2. Extend the Data Batch Structures

The model handles data in two stages: the raw hash values (RecsysBatch) and the looked-up embedding vectors (RecsysEmbeddings). You must update both in phoenix/recsys_model.py.

Update RecsysBatch

Add the field for the raw hash values that will be passed from your data pipeline:

class RecsysBatch(NamedTuple):
    user_hashes: jax.typing.ArrayLike
    history_post_hashes: jax.typing.ArrayLike
    # ... existing fields
    language_hashes: jax.typing.ArrayLike  # New field

Update RecsysEmbeddings

Add the field that will hold the actual embedding vectors after they are retrieved from the embedding tables:

@dataclass
class RecsysEmbeddings:
    user_embeddings: jax.typing.ArrayLike
    candidate_post_embeddings: jax.typing.ArrayLike
    # ... existing fields
    language_embeddings: jax.typing.ArrayLike # New field

3. Modify the Reduction Logic

The "reduction" functions are responsible for taking multiple hash embeddings and projecting them into a single vector that the Grok transformer understands. Depending on whether your feature is a User feature or a Post (Item) feature, you will modify block_user_reduce or block_history_reduce.

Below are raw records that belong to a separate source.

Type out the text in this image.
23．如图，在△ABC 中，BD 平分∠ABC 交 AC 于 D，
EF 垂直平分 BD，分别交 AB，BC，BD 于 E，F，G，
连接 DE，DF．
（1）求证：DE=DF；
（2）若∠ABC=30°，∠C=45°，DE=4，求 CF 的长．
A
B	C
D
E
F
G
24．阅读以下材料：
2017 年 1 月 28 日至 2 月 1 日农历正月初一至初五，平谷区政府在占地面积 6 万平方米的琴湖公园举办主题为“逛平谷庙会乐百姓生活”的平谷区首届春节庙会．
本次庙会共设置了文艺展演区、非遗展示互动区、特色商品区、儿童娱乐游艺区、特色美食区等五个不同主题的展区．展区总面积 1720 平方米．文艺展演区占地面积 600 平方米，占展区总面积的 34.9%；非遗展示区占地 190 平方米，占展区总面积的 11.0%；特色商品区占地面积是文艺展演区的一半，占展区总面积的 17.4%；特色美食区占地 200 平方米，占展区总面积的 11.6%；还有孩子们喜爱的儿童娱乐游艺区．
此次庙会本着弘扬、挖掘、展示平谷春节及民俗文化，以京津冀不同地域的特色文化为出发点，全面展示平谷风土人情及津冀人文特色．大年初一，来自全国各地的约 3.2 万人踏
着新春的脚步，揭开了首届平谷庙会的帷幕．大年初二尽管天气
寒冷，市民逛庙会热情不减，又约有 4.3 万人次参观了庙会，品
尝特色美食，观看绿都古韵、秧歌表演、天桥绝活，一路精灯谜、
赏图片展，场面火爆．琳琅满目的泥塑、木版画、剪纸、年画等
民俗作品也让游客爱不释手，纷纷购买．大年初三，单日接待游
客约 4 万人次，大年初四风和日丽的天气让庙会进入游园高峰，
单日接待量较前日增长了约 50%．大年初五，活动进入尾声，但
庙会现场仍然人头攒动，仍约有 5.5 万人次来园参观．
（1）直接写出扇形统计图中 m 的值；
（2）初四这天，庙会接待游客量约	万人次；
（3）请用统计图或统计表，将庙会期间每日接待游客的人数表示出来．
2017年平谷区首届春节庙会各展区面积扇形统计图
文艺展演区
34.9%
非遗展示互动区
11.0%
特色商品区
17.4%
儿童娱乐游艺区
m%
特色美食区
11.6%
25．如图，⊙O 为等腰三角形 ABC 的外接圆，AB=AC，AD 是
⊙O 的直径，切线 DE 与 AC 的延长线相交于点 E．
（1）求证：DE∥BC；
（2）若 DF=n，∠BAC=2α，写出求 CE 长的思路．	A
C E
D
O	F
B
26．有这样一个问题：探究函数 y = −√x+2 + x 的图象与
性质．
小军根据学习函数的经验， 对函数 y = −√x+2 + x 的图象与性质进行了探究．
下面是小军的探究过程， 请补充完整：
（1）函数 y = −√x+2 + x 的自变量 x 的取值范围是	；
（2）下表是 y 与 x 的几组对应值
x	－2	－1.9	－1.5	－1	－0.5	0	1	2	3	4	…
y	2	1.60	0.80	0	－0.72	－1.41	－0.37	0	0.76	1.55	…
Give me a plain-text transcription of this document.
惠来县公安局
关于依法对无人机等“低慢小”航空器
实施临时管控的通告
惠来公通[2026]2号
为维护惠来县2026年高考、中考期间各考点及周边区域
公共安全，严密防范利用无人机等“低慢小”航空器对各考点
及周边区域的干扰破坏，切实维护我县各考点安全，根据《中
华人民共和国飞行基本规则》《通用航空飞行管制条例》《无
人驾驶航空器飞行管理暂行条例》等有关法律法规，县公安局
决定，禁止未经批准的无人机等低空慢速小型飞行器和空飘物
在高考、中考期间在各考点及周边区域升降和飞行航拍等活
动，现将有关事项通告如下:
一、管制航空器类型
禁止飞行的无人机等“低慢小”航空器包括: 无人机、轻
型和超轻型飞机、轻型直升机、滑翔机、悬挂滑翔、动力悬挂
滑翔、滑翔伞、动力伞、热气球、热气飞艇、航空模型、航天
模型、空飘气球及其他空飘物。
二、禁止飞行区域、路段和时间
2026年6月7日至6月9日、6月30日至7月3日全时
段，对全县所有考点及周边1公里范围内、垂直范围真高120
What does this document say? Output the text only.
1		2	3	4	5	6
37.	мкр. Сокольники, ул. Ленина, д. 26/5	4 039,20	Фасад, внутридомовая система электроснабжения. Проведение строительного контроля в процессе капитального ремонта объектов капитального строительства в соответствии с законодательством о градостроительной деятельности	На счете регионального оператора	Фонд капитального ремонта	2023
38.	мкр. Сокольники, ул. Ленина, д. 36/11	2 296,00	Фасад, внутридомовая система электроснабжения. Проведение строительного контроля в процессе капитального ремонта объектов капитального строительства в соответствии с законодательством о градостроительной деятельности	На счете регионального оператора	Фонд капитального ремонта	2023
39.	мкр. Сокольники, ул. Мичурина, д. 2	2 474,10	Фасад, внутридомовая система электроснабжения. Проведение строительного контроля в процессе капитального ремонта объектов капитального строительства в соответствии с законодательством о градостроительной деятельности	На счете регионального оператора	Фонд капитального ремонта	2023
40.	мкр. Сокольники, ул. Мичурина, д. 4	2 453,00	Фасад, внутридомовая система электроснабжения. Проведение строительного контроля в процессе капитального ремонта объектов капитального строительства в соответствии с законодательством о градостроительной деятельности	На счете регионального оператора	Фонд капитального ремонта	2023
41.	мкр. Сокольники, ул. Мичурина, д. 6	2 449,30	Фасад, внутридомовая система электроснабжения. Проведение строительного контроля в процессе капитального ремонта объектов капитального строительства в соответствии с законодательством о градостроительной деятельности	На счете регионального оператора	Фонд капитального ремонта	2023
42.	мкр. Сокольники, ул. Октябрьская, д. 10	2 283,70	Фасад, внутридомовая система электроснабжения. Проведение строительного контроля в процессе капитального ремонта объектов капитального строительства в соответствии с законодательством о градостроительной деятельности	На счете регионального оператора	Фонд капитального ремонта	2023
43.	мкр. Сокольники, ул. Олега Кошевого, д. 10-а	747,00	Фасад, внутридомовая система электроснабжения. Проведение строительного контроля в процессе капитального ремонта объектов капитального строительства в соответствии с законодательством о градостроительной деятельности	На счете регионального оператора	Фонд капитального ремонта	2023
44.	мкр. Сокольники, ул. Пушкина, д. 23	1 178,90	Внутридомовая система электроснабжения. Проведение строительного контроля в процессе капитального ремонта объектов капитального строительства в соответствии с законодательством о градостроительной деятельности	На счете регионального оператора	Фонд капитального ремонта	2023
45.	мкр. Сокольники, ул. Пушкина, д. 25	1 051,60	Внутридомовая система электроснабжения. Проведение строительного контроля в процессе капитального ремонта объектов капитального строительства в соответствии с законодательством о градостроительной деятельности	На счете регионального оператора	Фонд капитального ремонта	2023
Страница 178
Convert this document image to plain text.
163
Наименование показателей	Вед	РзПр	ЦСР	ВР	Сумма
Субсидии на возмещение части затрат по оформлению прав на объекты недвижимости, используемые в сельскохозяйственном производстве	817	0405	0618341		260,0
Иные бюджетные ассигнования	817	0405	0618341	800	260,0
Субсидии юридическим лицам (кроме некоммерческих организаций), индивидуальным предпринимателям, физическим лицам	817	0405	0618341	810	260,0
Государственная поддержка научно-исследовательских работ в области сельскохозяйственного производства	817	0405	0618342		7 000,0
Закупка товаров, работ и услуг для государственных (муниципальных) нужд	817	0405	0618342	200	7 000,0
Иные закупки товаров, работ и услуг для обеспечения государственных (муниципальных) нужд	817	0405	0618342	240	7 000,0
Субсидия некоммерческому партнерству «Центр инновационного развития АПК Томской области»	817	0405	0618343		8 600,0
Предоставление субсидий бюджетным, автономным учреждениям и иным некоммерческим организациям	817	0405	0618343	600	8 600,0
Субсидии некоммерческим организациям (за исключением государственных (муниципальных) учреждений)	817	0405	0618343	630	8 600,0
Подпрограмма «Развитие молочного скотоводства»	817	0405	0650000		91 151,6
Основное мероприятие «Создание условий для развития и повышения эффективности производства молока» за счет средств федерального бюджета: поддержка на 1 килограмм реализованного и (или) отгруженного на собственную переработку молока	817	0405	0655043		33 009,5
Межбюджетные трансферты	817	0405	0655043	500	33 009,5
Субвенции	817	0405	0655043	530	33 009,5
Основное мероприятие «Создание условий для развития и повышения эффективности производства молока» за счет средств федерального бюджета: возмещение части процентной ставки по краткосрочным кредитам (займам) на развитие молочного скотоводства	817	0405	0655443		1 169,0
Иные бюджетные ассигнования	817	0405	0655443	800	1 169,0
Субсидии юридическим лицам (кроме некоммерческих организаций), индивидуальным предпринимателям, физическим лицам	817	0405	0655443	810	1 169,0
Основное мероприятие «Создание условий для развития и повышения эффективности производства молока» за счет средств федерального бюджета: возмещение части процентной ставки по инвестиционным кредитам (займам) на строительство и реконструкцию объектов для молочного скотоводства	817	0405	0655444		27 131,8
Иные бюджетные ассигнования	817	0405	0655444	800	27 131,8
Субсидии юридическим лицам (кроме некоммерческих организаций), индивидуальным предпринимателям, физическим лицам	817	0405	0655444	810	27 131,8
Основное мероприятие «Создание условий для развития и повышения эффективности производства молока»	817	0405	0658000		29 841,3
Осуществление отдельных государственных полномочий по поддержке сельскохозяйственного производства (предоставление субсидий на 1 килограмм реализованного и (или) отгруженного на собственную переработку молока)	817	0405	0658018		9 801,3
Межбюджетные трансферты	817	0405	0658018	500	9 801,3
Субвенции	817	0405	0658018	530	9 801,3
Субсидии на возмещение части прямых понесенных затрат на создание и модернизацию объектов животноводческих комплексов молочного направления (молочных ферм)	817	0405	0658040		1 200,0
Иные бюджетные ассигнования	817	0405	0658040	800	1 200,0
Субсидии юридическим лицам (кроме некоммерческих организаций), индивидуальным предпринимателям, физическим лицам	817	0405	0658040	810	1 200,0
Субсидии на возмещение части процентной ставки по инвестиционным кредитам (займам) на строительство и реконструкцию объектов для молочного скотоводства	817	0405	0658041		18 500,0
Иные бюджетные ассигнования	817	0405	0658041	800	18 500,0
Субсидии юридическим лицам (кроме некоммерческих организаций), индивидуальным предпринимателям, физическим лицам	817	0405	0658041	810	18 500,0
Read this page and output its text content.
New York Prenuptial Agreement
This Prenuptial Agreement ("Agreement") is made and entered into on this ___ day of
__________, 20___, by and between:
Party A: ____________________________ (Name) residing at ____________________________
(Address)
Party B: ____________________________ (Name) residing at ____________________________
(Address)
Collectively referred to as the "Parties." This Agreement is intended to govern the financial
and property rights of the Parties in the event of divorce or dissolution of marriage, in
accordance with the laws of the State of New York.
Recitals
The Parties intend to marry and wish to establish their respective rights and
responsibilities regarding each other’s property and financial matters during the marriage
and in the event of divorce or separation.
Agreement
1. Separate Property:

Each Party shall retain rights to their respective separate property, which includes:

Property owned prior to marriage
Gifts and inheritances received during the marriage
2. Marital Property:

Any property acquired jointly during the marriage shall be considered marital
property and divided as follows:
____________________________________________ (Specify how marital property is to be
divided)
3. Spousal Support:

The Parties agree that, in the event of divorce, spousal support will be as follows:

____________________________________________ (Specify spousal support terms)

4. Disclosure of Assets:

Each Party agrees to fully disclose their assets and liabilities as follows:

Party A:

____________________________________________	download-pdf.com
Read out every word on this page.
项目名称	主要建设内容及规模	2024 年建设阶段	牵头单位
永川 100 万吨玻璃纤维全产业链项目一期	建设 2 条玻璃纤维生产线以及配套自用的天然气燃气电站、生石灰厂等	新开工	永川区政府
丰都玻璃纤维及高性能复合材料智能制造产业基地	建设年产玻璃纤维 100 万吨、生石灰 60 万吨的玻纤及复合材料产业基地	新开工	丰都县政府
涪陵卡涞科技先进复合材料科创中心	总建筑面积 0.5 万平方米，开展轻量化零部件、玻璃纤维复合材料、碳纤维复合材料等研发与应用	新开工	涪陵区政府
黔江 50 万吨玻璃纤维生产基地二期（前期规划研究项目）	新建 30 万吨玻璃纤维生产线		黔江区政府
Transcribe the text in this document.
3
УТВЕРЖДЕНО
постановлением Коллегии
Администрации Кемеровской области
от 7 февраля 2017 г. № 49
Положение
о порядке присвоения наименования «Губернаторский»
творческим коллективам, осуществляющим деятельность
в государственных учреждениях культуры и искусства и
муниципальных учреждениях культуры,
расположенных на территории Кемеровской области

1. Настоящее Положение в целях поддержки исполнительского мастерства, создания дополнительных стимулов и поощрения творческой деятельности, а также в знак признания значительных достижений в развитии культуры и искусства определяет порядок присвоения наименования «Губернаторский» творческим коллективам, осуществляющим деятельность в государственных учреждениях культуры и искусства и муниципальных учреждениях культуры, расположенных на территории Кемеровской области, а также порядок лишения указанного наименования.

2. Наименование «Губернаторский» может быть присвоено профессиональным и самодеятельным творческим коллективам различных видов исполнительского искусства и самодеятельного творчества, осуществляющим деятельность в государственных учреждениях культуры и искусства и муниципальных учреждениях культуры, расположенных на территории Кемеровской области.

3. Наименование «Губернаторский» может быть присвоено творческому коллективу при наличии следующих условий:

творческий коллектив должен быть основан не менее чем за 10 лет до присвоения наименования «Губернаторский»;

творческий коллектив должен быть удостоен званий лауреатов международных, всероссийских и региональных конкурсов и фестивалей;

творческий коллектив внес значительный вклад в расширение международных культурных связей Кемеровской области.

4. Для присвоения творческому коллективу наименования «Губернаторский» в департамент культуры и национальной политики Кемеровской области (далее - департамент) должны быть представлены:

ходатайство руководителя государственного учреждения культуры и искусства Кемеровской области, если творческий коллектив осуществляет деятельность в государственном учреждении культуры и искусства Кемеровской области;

Example: Adding a User-level Feature

In block_user_reduce, you need to concatenate your new embedding with the existing ones before the linear projection:

def block_user_reduce(
    user_hashes: jnp.ndarray,
    user_embeddings: jnp.ndarray,
    language_embeddings: jnp.ndarray, # Add parameter
    num_user_hashes: int,
    num_language_hashes: int,         # Add parameter
    emb_size: int,
    # ...
):
    B = user_embeddings.shape[0]
    D = emb_size

    # Concatenate the new embeddings along the feature dimension
    # Original shape: [B, 1, (num_user_hashes + num_language_hashes) * D]
    combined = jnp.concatenate([
        user_embeddings.reshape((B, 1, num_user_hashes * D)),
        language_embeddings.reshape((B, 1, num_language_hashes * D))
    ], axis=-1)

    # The projection matrix will automatically scale to the new combined size
    embed_init = hk.initializers.VarianceScaling(embed_init_scale, mode="fan_out")
    proj_mat_1 = hk.get_parameter(
        "proj_mat_1",
        [combined.shape[-1], D],
        init=embed_init
    )

    user_embedding = jnp.dot(combined.astype(proj_mat_1.dtype), proj_mat_1)
    # ...

4. Update the Model Call Site

Finally, ensure the Phoenix model (or the PhoenixRetrievalModel in phoenix/recsys_retrieval_model.py) passes the new embedding fields into the reduction functions.

If you are modifying the retrieval pipeline, update the User Tower logic to include your new feature:

# Inside PhoenixRetrievalModel
user_emb, user_mask = block_user_reduce(
    user_hashes=batch.user_hashes,
    user_embeddings=embeddings.user_embeddings,
    language_embeddings=embeddings.language_embeddings, # Pass the new field
    num_user_hashes=self.config.hash_config.num_user_hashes,
    num_language_hashes=self.config.hash_config.num_language_hashes,
    emb_size=self.config.emb_size,
)

5. Verify with a Test Case

After adding a custom embedding, run the existing test suite to ensure the shapes and projections are still valid. You can use phoenix/test_recsys_model.py as a template to create a new test:

def test_custom_feature_projection(self):
    # 1. Initialize your new config
    config = HashConfig(num_user_hashes=2, num_language_hashes=1)
    
    # 2. Mock input embeddings [Batch, Num_Hashes, Dimension]
    user_embs = jnp.ones((4, 2, 64))
    lang_embs = jnp.ones((4, 1, 64))
    
    # 3. Call the reduction function
    out, mask = block_user_reduce(
        user_hashes=jnp.ones((4, 2)), 
        user_embeddings=user_embs,
        language_embeddings=lang_embs,
        num_user_hashes=2,
        num_language_hashes=1,
        emb_size=64
    )
    
    # 4. Assert the output is projected back to the model dimension (D=64)
    assert out.shape == (4, 1, 64)

Key Considerations

Initialization Scale: If you add many new features, you may need to adjust the embed_init_scale to prevent activation variance from exploding.
Padding: Remember that by convention, hash 0 is reserved for padding. Ensure your data pipeline respects this so that the user_padding_mask correctly identifies valid users.